Two news stories out of China — the explosion of a school where children also assembled firecrackers for a factory and the torching of an illegal Internet café by two teenagers — served as inspiration for We Are Not These Hands, a new play by Sheila Callaghan that questions just the sort of assumptions basic to the neoliberal program busily rending the world in the name of inexorable economic laws.
The play follows two desperately poor teenage girls, Moth (Juliet Tanner) and Belly (Cassie Beck), natives of a riverside city in an imaginary, rapidly developing country not unlike China, with their noses habitually pressed to the glass of an illegal Internet café. The "café" (handily realized by scenic designer Joel Frangquist) is a ramshackle affair of plywood walls and foldout tables with barely a functioning computer and not a drop of actual java. But to the girls it represents the great big beautiful world leaving them behind.
All the more alone since their school blew up (in an accident kindled by the makeshift firecracker factory in the lunchroom), their outsider status is underscored by their private language, childish pet terms and patterns of speech as imaginatively askew as their understanding of the world across the river (patrolled, we learn ominously, by men with machetes) or flashing across the working screens inside the Internet café.

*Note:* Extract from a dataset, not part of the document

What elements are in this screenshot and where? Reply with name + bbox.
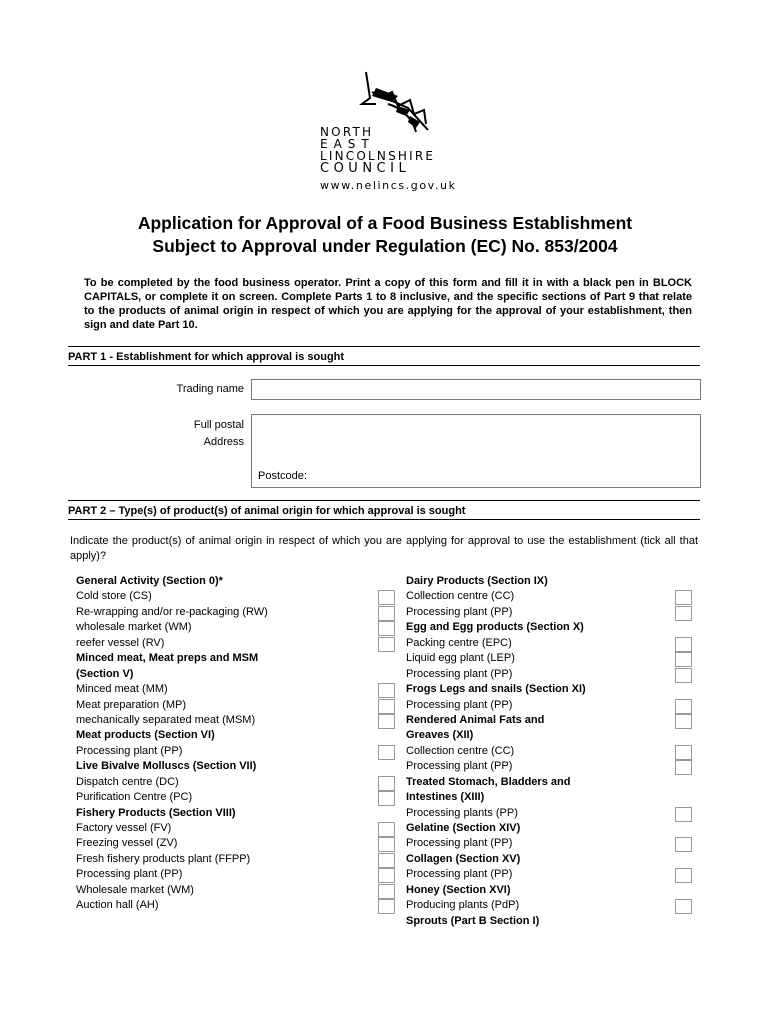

Soon they spot a meal ticket and maybe more in a Western man they dub Leather (Paul Lancour) working at one of the terminals. When they don "the sex clothes" and approach him in a naive and humorously grotesque imitation of professional soliciting, the ensuing interaction is one of mutual incomprehension, but somehow a transaction of sorts takes place. The more amenable Moth returns with Leather to his room at the hostel, beginning what turns into an offbeat and lopsided but semiviable romance, with the promise of salvation attached. "He not a hinky scuzzer," she assures her friend later on. "He from across the river."
Leather, it turns out, is a "freelance scholar" writing a thesis on the region's development, determined to ride the cresting market to private glory on a particularly pathetic raft of economic gobbledygook. His imitation of academic jargon is another instance of mangled language, although with Leather it never leads anywhere, trailing off in ellipses, doubting parenthetical notes, and brilliant points "to be determined at a later time."
As Moth spends time with Leather at the hostel, Belly takes the coins she's stolen from his room to the Internet café, later describing to Moth, in terms vaguely mystical and full of wonder, her temporary escape to a paradisiacal beach encountered somewhere in cyberspace. A plan is hatched to get back there, across the river, with Leather as the key.
The play never quite registers the intensity it seems at times to be going for, but Callaghan's characters reflect a set of tensions, affinities, and contradictions as they negotiate love and survival that speak fluently of their mutual alienation from a half-illusory world of winners. Kent Nicholson's direction is lively and sure, capturing well the play's pent-up energies — a mostly satisfying if kooky mix of the satirical, madcap, and bizarre — while also paying due attention to its darker surfaces.